Vernal froze, one left leg halfway into a pair of sweat pants. “You haven't changed, have you,” he said. It wasn't a question.

The truth is, prison life detracts from a person's
savoir faire.
When you do years behind walls your idea of proper decorum becomes severely distorted. “Life on Death Row isn't all that conducive to personal growth,” I said.

“You take everything I say so . . . personally.”

“I'm a person,” I said. “How am I
supposed
to take it?”

Vernal gave me an exasperated look. “Can't we just have a conversation? It's like you have to have an argument, or you don't see the point in talking.”

I knew now for certain something was wrong. Ever since I'd got into the hearse he'd been looking at my face with a mixture of curiosity and pity, the way an undertaker would look at a face he was about to restore for viewing.

“You
are
trying to tell me something,” I said. Suddenly I felt like a stranger in my own life.

Now he looked defeated, as if he were fed up with the whole world, tired, especially, of trying to get love right. ”It's hard, when I'm still married to you, and people see us together, we get along so well. Dead lovers make tough rivals, you know what people say. It's hard on other women, you're hard for anyone to live up to.”

It hurt that Vernal thought of me as dead, but I wouldn't let it show. “When in the last twelve years has anyone seen us together?” I said.

“They don't have to physically
see
us together to know I'm still
with
you.” This was an old record: Vernal had always blamed me for the fact that none of his relationships outside our marriage had endured. I remembered, at Mountjoy Penitentiary, in the chapel where my baby had been conceived, a sign above the altar that said, “Marriage is the voluntary union of one man and one woman to the exclusion of all others”.

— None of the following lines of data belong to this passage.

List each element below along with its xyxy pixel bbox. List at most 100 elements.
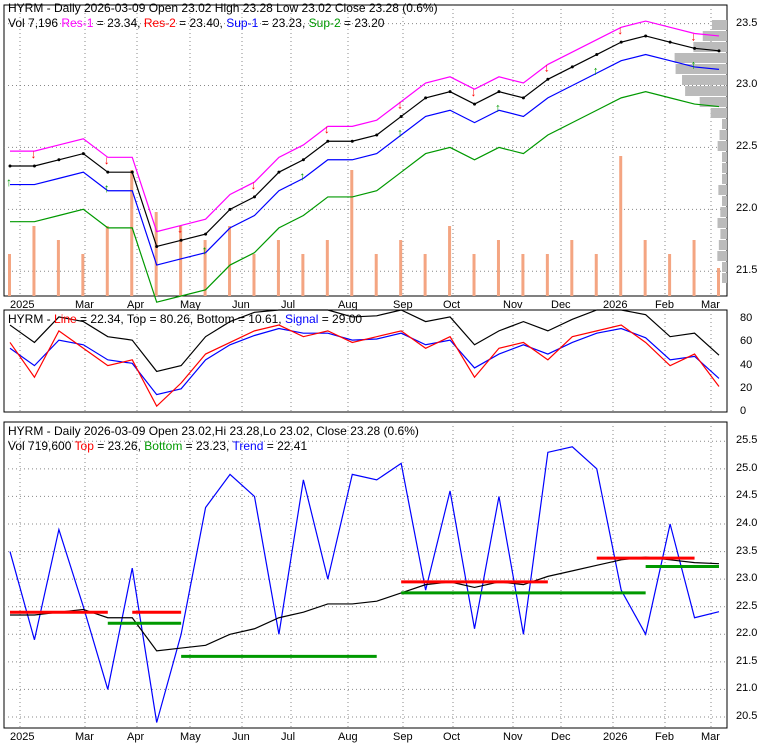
price-point — [497, 90, 500, 93]
x-tick-label: Jun — [232, 299, 250, 311]
volume-bar — [326, 240, 329, 296]
signal-label: Signal — [285, 312, 318, 326]
price-point — [400, 115, 403, 118]
x-tick-label: Nov — [503, 731, 523, 743]
bottom-volume: Vol 719,600 — [8, 439, 71, 453]
volume-bar — [32, 226, 35, 296]
sup2-label: Sup-2 — [309, 16, 341, 30]
volume-profile-bar — [676, 64, 727, 74]
y-tick-label: 22.0 — [736, 202, 757, 214]
x-tick-label: Sep — [393, 299, 413, 311]
price-point — [546, 78, 549, 81]
x-tick-label: Sep — [393, 731, 413, 743]
volume-profile-bar — [718, 141, 727, 151]
sell-arrow-icon: ↓ — [471, 85, 477, 99]
res1-value: = 23.34, — [97, 16, 141, 30]
y-tick-label: 23.0 — [736, 572, 757, 584]
volume-bar — [301, 254, 304, 296]
volume-profile-bar — [717, 251, 727, 261]
x-tick-label: Jul — [281, 731, 295, 743]
x-tick-label: Mar — [75, 731, 94, 743]
sell-arrow-icon: ↓ — [104, 153, 110, 167]
y-tick-label: 22.5 — [736, 140, 757, 152]
x-tick-label: Aug — [338, 731, 358, 743]
bottom-price-line — [10, 557, 719, 651]
volume-profile-bar — [718, 185, 727, 195]
sell-arrow-icon: ↓ — [617, 23, 623, 37]
volume-bar — [424, 254, 427, 296]
sell-arrow-icon: ↓ — [324, 122, 330, 136]
x-tick-label: May — [180, 731, 201, 743]
volume-bar — [57, 240, 60, 296]
y-tick-label: 80 — [740, 312, 752, 324]
y-tick-label: 21.0 — [736, 682, 757, 694]
volume-profile-bar — [720, 229, 727, 239]
top-label: Top — [75, 439, 94, 453]
volume-bar — [228, 226, 231, 296]
volume-bar — [693, 240, 696, 296]
volume-profile-bar — [682, 75, 727, 85]
volume-bar — [570, 240, 573, 296]
res2-value: = 23.40, — [179, 16, 223, 30]
x-tick-label: Jun — [232, 731, 250, 743]
x-tick-label: Dec — [551, 731, 571, 743]
volume-profile-bar — [719, 240, 727, 250]
signal-value: = 29.00 — [322, 312, 362, 326]
volume-profile-bar — [722, 174, 727, 184]
x-tick-label: Aug — [338, 299, 358, 311]
y-tick-label: 22.0 — [736, 627, 757, 639]
volume-bar — [399, 240, 402, 296]
price-point — [424, 96, 427, 99]
price-point — [33, 164, 36, 167]
sell-arrow-icon: ↓ — [250, 178, 256, 192]
res2-label: Res-2 — [144, 16, 176, 30]
x-tick-label: Apr — [127, 299, 144, 311]
price-point — [571, 65, 574, 68]
price-point — [449, 90, 452, 93]
stock-chart: ↑ ↓ ↓ ↑ ↓ ↑ ↓ ↑ ↓ ↓ ↑ ↓ ↑ ↓ ↑ ↓ ↓ ↑ HYRM - Daily 2026-03-… — [0, 0, 780, 745]
x-tick-label: 2025 — [10, 731, 34, 743]
buy-arrow-icon: ↑ — [593, 64, 599, 78]
bottom-panel-title: HYRM - Daily 2026-03-09 Open 23.02,Hi 23… — [8, 424, 419, 438]
volume-profile-bar — [711, 108, 727, 118]
sup1-value: = 23.23, — [262, 16, 306, 30]
trend-value: = 22.41 — [267, 439, 307, 453]
price-point — [375, 134, 378, 137]
price-point — [277, 171, 280, 174]
mid-panel-legend: HYRM - Line = 22.34, Top = 80.26, Bottom… — [8, 312, 362, 326]
price-point — [620, 41, 623, 44]
price-point — [106, 171, 109, 174]
buy-arrow-icon: ↑ — [104, 181, 110, 195]
y-tick-label: 24.0 — [736, 517, 757, 529]
x-tick-label: Mar — [701, 731, 720, 743]
x-tick-label: 2025 — [10, 299, 34, 311]
sup2-value: = 23.20 — [344, 16, 384, 30]
sell-arrow-icon: ↓ — [30, 147, 36, 161]
volume-profile-bar — [722, 196, 727, 206]
volume-profile-bar — [720, 130, 727, 140]
y-tick-label: 60 — [740, 335, 752, 347]
y-tick-label: 21.5 — [736, 655, 757, 667]
y-tick-label: 21.5 — [736, 264, 757, 276]
panel-frame-0 — [4, 5, 727, 296]
top-panel-title: HYRM - Daily 2026-03-09 Open 23.02 High … — [8, 1, 438, 15]
volume-bar — [130, 170, 133, 296]
price-point — [473, 103, 476, 106]
volume-profile-bar — [722, 119, 727, 129]
line-label: Line — [54, 312, 77, 326]
bottom-value: = 23.23, — [186, 439, 230, 453]
price-point — [9, 164, 12, 167]
price-point — [669, 41, 672, 44]
sell-arrow-icon: ↓ — [397, 97, 403, 111]
volume-profile-bar — [685, 86, 727, 96]
x-tick-label: Oct — [443, 731, 460, 743]
x-tick-label: May — [180, 299, 201, 311]
x-tick-label: Feb — [655, 731, 674, 743]
volume-label: Vol 7,196 — [8, 16, 58, 30]
x-tick-label: 2026 — [603, 299, 627, 311]
buy-arrow-icon: ↑ — [495, 101, 501, 115]
resistance-line — [10, 21, 719, 232]
y-tick-label: 20.5 — [736, 710, 757, 722]
volume-bar — [179, 226, 182, 296]
volume-bar — [521, 254, 524, 296]
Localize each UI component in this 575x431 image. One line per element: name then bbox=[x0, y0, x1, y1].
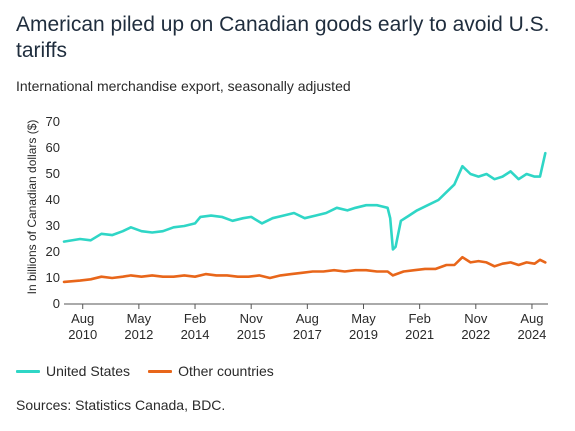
legend-item-us: United States bbox=[16, 363, 130, 379]
x-axis-ticks: Aug2010May2012Feb2014Nov2015Aug2017May20… bbox=[68, 304, 546, 342]
x-tick-year: 2012 bbox=[124, 327, 153, 342]
x-tick-year: 2022 bbox=[461, 327, 490, 342]
y-tick-label: 60 bbox=[46, 140, 60, 155]
x-tick-month: Feb bbox=[408, 311, 430, 326]
y-tick-label: 50 bbox=[46, 166, 60, 181]
legend: United States Other countries bbox=[16, 362, 292, 380]
legend-label-other: Other countries bbox=[178, 363, 274, 379]
y-axis-title: In billions of Canadian dollars ($) bbox=[25, 120, 39, 295]
y-tick-label: 0 bbox=[53, 296, 60, 311]
x-tick-month: May bbox=[127, 311, 152, 326]
legend-item-other: Other countries bbox=[148, 363, 274, 379]
series-layer bbox=[62, 151, 547, 284]
x-tick-month: Aug bbox=[71, 311, 94, 326]
y-axis-ticks: 0 10 20 30 40 50 60 70 bbox=[46, 114, 60, 311]
legend-label-us: United States bbox=[46, 363, 131, 379]
x-tick-year: 2021 bbox=[405, 327, 434, 342]
legend-swatch-us bbox=[16, 369, 40, 373]
y-tick-label: 20 bbox=[46, 244, 60, 259]
y-tick-label: 70 bbox=[46, 114, 60, 129]
x-tick-year: 2019 bbox=[349, 327, 378, 342]
source-note: Sources: Statistics Canada, BDC. bbox=[16, 397, 226, 413]
y-tick-label: 40 bbox=[46, 192, 60, 207]
y-tick-label: 10 bbox=[46, 270, 60, 285]
x-tick-year: 2015 bbox=[237, 327, 266, 342]
x-tick-year: 2024 bbox=[517, 327, 546, 342]
x-tick-month: Nov bbox=[464, 311, 488, 326]
chart-title: American piled up on Canadian goods earl… bbox=[16, 13, 550, 62]
x-tick-month: Feb bbox=[184, 311, 206, 326]
x-tick-month: Aug bbox=[520, 311, 543, 326]
y-tick-label: 30 bbox=[46, 218, 60, 233]
x-tick-month: May bbox=[351, 311, 376, 326]
series-line-other bbox=[62, 255, 547, 284]
x-tick-month: Nov bbox=[240, 311, 264, 326]
x-tick-year: 2014 bbox=[181, 327, 210, 342]
x-tick-month: Aug bbox=[296, 311, 319, 326]
legend-swatch-other bbox=[148, 369, 173, 373]
x-tick-year: 2017 bbox=[293, 327, 322, 342]
series-line-us bbox=[62, 151, 547, 251]
chart-subtitle: International merchandise export, season… bbox=[16, 78, 351, 94]
x-tick-year: 2010 bbox=[68, 327, 97, 342]
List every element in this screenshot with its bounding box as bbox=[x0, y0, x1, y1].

I had been married to Vernal, and yet —
I
had been unfaithful to him. It hadn't taken much. Just a man who looked at me, and smiled a particular way, as if there were no wound on earth love couldn't heal. Making love, that one time, with the man who was about to become the father of my child, was the beginning of my being something that no one else had ever been, or lived through.

I partially closed the bathroom door again so Vernal could finish getting into his sweats. “I'm not planning on remarrying . . . trust me . . . it's just that someday . . . in the future I might . . . want the option . . . again.”

Vernal was always saying, “Trust me”. But the fly side of trust is betrayal: how difficult to overlook indiscretions in one we had trusted ourselves to love. Then again there were women I knew, too, who believed that love, even love from the cruellest of men, was kind.

I told him I had to step more carefully around the trust part. Since I'd lost Angel I'd learned to set my foot down with distrust on the crust of this earth: it was thin.

”I didn't want to say anything when you were still . . . when you were . . . you know . . . where you were,” he continued. “I thought I might have been useful to you . . . otherwise I would have suggested we do this ages ago.” He paused as if hoping I would help him out, but I let him suffer. I could have dug my own grave and suffocated myself in dirt in the time it often took Vernal to finish a sentence. “It's a . . . just a . . . it would be a favour,” he added.

We had been together a total of four hours, we hadn't even tried to kill each other yet, and Vernal wanted a divorce. Deep down this didn't surprise me: Vernal and I had been destined for divorce since day one of our starter marriage. I came out of the bathroom, shutting the door behind me and locking it so it didn't keep us awake all night banging open and shut during our tempestuous crossing, but I couldn't think of anything to say, except that the moustache he was experimenting with looked like a caterpillar paralyzed by stage fright halfway across a melon, and he should consider shaving.

“I'm trying to be a man about this,” Vernal said.

At the moment I saw Vernal, not as a man, but as the abandoned boy who had fallen so far into himself that no one would ever reach him. I picked up my duffel bag and climbed the ladder to the top bunk. I slipped under the covers, still in my clothes. Everything — the sound of the ship's engine, the smell of toothpaste and work socks, even my grief — seemed alien to me.